On Nov. 11, Kairae Oakes died in a hail of 27 bullets . . .

Exactly one year after his best friend, Malik Edmonds, was gunned down and lost to him forever.

In Kairae's old West Philly neighborhood - a place his mother moved the family from two years ago so her kids would be safe.

And in the shadow of a mural at Spring and Salford Streets dedicated to 17 other homicide victims.

Nearly 48 hours later, detectives arrive at the Delaware County home of Kairae's mother, Ada Oakes. Praying moments earlier, now she seethes as the men interview family members.

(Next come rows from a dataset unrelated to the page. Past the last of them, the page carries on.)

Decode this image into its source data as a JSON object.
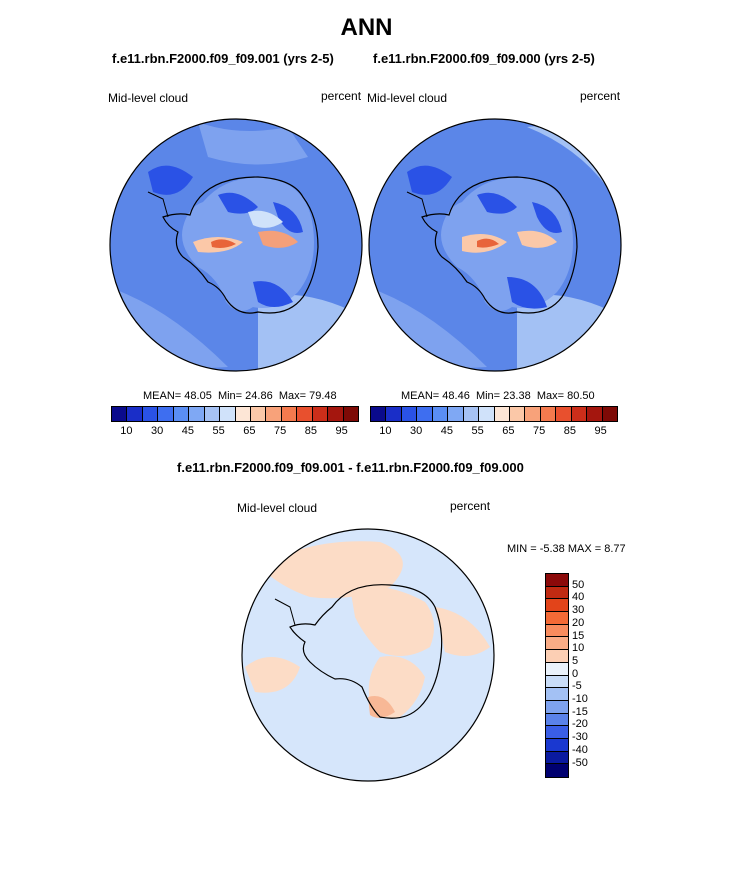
{
  "figure": {
    "title": "ANN",
    "left_panel": {
      "case": "f.e11.rbn.F2000.f09_f09.001 (yrs 2-5)",
      "variable": "Mid-level cloud",
      "units": "percent",
      "mean_label": "MEAN=",
      "mean": "48.05",
      "min_label": "Min=",
      "min": "24.86",
      "max_label": "Max=",
      "max": "79.48"
    },
    "right_panel": {
      "case": "f.e11.rbn.F2000.f09_f09.000 (yrs 2-5)",
      "variable": "Mid-level cloud",
      "units": "percent",
      "mean_label": "MEAN=",
      "mean": "48.46",
      "min_label": "Min=",
      "min": "23.38",
      "max_label": "Max=",
      "max": "80.50"
    },
    "diff_panel": {
      "title": "f.e11.rbn.F2000.f09_f09.001 - f.e11.rbn.F2000.f09_f09.000",
      "variable": "Mid-level cloud",
      "units": "percent",
      "min_label": "MIN =",
      "min": "-5.38",
      "max_label": "MAX =",
      "max": "8.77"
    }
  },
  "colorbar_top": {
    "colors": [
      "#0a0a8c",
      "#1a2ec8",
      "#2a52e6",
      "#3e6ef0",
      "#5a8ef4",
      "#7fa8f4",
      "#a6c2f4",
      "#d0e2fa",
      "#fde6d6",
      "#fbc8a8",
      "#f8a27a",
      "#f47a4e",
      "#e8502e",
      "#cc2e1a",
      "#a4160e",
      "#7e0a06"
    ],
    "tick_labels": [
      "10",
      "30",
      "45",
      "55",
      "65",
      "75",
      "85",
      "95"
    ]
  },
  "colorbar_diff": {
    "colors_top_to_bottom": [
      "#8c0a0a",
      "#c02a12",
      "#e2441a",
      "#f46a36",
      "#f88c5e",
      "#f9ac86",
      "#fccfb4",
      "#eaf2fb",
      "#c9ddf8",
      "#a3c1f4",
      "#7ea2ef",
      "#5a82ea",
      "#3a5ee6",
      "#1a38d0",
      "#0a1aa0",
      "#000070"
    ],
    "tick_labels_top_to_bottom": [
      "50",
      "40",
      "30",
      "20",
      "15",
      "10",
      "5",
      "0",
      "-5",
      "-10",
      "-15",
      "-20",
      "-30",
      "-40",
      "-50"
    ]
  },
  "map_colors": {
    "ocean_base": "#5b86e8",
    "ocean_light": "#7ea2ef",
    "ocean_pale": "#a3c1f4",
    "deep_blue": "#2a52e6",
    "pale": "#d0e2fa",
    "warm_light": "#fbc8a8",
    "warm_mid": "#f4a07a",
    "warm_high": "#e8643a",
    "diff_base": "#d6e6fb",
    "diff_pos": "#fcdcc6",
    "diff_pos2": "#f8b896"
  }
}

"This is going to be another unsolved murder, anyway," she says bitterly. According to Oakes, the police never caught Malik's killer or the assailants who shot and wounded two of her other children before this, so why should now be any different?

The men tell Oakes' daughter Kiyana they have no leads, only bullet casings, and "need the people on the street that are seeing stuff to come forward."

The next day, Ada Oakes articulates a frustration the detectives no doubt share. "Nobody's going to step up and it's sad because it just goes on and on."

Kairae Oakes was so soft-spoken his mother doubted he'd even been in a fistfight.

"It should have been me," one of his friends told Ada Oakes. "Kairae was better than I was."

He loved basketball and would do anything for anybody. His bedroom was a shrine - to Allen Iverson and Malik. "He cried like a baby," Oakes says, "when Malik died."

The day Kairae died, he and a group of friends had visited Malik's grave. They were out on the sidewalk at 9:30 p.m., when shots were fired from a distance. Only Kairae was struck.

A neighbor who helped finance the mural just yards from the crime scene says a second is being considered. But the popular block parties, with balloons released to honor the victims, have stopped.

"Too dangerous," he says, "We didn't want any of the kids to be hit."